¿Qué tan peligroso puede ser el crossfit?

Harmonía / 2016-03-10

El crossfit es una actividad física muy intensa y ha adquirido una mala reputación porque se le ha asociado a muchas lesiones. De acuerdo a un estudio publicado recientemente, los investigadores entrevistaron a 132 atletas que practicaban crossift y descubrieron que 73.5% de ellos había experimentado algún tipo de lesión que les impidió trabajar, entrenar o competir.  Algunas de estas lesiones incluso necesitaron cirugía. Estos números indican que practicar crossfit puede conllevar el mismo riesgo de lesión que la gimnasia o el levantamiento de pesas olímpico. 

 

 Sin embargo, como muchos otros sistemas el crossfit tiene algunos principios claves que a veces los entusiastas pasan por alto. Es fundamental entender los principios básicos de la práctica y dominarlos antes de ir demasiado intensamente. También se debe alternar entrenamientos que construyan fuerza en diferentes zonas del cuerpo con aquellos que implican mucho desgaste.  Ir demasiado rápido antes de aprender los principios que te mantendrán libre de lesiones también puede salir muy caro. No es recomendable ir de horas de vida sedentaria a una actividad intensa súbitamente. El cambio debe ser gradual para darle tiempo a nuestros cuerpos de construir las condiciones que le permitan soportar el esfuerzo. 

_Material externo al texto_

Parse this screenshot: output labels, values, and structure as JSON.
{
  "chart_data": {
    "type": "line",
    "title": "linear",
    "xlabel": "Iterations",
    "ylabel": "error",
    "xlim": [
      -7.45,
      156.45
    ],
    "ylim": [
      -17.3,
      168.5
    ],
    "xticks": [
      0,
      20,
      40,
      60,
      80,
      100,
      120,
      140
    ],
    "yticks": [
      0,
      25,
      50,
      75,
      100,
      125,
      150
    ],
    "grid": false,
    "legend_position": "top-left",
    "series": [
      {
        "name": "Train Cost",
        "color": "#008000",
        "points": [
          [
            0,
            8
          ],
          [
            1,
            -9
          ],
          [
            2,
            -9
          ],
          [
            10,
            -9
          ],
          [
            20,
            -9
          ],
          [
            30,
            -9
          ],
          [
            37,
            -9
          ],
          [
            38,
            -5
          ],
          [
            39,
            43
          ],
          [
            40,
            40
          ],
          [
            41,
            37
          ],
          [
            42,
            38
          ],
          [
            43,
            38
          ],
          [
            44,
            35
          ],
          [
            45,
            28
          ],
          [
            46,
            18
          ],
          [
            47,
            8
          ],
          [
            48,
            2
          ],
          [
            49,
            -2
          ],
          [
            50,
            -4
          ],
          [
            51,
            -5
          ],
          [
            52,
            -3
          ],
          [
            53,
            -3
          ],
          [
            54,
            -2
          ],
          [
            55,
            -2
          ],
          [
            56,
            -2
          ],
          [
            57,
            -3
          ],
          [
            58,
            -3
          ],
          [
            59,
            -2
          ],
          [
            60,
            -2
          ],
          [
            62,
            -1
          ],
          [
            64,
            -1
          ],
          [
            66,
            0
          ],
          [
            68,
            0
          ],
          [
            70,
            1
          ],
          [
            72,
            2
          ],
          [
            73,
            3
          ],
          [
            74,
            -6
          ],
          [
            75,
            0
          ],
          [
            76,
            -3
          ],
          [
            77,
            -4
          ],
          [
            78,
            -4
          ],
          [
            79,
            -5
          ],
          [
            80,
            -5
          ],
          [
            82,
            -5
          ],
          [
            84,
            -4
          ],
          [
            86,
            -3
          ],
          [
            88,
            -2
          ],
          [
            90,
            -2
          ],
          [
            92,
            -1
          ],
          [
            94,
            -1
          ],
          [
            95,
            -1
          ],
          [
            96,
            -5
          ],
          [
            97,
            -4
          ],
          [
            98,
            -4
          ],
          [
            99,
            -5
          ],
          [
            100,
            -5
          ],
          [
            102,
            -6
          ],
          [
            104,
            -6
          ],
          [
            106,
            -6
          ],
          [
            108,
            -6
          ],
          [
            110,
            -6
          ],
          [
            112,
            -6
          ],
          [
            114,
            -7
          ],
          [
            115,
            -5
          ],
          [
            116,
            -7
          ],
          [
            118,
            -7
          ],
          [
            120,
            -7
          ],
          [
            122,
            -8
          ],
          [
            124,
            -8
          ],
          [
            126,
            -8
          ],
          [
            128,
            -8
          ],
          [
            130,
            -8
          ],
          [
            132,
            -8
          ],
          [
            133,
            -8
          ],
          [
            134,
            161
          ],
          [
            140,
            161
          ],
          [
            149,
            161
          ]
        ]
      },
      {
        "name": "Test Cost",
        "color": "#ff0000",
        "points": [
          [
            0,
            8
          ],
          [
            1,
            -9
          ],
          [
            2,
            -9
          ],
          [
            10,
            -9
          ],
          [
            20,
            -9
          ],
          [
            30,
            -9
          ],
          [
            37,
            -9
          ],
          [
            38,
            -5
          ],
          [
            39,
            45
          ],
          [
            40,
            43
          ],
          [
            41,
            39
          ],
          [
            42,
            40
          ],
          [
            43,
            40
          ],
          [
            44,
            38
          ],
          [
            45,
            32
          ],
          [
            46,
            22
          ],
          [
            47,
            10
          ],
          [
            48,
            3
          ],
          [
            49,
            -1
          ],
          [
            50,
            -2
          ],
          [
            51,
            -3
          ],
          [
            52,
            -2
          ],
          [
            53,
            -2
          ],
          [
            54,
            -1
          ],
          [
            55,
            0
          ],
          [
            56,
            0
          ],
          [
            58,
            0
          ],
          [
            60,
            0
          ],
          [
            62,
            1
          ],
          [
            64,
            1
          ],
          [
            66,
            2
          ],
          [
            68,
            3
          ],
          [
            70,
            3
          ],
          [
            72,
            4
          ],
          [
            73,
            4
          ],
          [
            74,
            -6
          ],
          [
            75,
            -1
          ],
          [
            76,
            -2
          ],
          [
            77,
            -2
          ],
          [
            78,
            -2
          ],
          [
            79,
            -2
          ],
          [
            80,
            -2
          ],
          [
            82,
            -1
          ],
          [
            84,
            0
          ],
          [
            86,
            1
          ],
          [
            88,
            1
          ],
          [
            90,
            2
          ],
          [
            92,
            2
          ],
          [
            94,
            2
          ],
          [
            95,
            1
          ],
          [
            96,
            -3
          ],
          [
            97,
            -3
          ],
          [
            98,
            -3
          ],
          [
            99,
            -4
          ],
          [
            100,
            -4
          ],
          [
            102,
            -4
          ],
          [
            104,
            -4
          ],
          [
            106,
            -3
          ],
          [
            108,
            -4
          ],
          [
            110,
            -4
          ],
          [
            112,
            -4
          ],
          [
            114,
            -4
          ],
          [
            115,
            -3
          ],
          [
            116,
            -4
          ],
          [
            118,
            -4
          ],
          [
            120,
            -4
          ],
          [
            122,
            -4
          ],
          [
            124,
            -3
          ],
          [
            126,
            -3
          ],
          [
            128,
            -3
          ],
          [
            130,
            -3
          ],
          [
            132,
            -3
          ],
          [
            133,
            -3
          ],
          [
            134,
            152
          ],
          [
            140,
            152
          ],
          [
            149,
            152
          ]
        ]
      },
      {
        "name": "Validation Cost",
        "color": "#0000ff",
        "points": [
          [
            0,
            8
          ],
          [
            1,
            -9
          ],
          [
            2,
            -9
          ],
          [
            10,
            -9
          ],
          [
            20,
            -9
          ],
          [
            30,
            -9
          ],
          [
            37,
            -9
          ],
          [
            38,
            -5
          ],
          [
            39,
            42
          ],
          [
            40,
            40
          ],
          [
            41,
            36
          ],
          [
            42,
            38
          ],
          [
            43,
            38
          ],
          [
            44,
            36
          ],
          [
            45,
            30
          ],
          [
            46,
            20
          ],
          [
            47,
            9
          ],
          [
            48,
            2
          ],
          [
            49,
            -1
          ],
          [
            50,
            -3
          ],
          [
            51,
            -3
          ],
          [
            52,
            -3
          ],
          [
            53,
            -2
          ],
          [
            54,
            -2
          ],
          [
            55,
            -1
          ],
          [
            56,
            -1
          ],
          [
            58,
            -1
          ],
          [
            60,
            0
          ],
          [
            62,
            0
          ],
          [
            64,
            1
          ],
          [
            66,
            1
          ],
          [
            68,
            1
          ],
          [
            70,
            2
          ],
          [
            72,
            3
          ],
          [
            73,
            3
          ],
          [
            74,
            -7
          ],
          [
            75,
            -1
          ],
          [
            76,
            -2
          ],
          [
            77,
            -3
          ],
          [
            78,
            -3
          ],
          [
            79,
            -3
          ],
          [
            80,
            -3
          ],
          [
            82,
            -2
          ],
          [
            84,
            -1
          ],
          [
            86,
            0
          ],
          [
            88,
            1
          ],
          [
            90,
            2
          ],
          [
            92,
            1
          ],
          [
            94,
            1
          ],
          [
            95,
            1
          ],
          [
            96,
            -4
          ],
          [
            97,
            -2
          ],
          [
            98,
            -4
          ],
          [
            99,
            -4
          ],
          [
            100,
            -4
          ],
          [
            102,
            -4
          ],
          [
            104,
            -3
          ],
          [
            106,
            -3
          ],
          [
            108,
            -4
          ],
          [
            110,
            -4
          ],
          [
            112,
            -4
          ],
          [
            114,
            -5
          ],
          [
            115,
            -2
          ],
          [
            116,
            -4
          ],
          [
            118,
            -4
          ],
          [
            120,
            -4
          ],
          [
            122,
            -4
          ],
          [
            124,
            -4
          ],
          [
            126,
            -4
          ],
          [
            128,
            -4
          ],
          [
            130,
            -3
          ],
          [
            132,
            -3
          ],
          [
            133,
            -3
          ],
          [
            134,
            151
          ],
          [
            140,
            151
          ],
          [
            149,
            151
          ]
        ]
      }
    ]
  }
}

Este último punto es especialmente relevante en el crossfit porque hay ciertos entrenamientos basados en secuencias de repeticiones intensas de ejercicios. La actividad física vigorosa  hace que el cuerpo secrete endorfinas y otras substancias, que como mencionamos con anterioridad, pueden hacerte sentir muy bien, quizá demasiado, de hecho muchos lo describen como "un pasón natural".  Lo cual hace que  muchas personas que practican crossfit se obsesionen en este tipo de entrenamiento intenso. Además sudas mucho y sientes que en realidad estás entrenando. Sin embargo esto incrementa tu riesgo de experimentar lesiones relacionadas con la fatiga.

 

Además, recuerda que el cuerpo requiere de mantenimiento. Iniciar una rutina de ejercicios siempre es una oportunidad de ordenar nuestra alimentación. Otro aspecto crucial y que a veces pasamos por alto es darnos el descanso suficiente para recuperarnos de los entrenamientos. ¿Estás durmiendo suficiente? ¿Cómo describirías la calidad de tu sueño? Estas preguntas pueden ayudarte a evaluar si tienes un área de oportunidad para mejorar en este sentido. 

 

Finalmente, cuando elegimos una actividad física debemos de ser realistas y preguntarnos si esta actividad se ajusta a nuestras condiciones o necesidades. El crossfit como cualquier actividad física intensa implica riesgos. Si ya tienes lesiones o hace muchísimo que no haces nada de ejercicio y no tienes nada de condición ni fuerza, es bueno consideres empezar poco a poco y gradualmente incrementar la intensidad de tu entrenamiento. Además recuerda que necesitarás crear buenos hábitos de alimentación y descanso que apoyen tu rutina de ejercicios.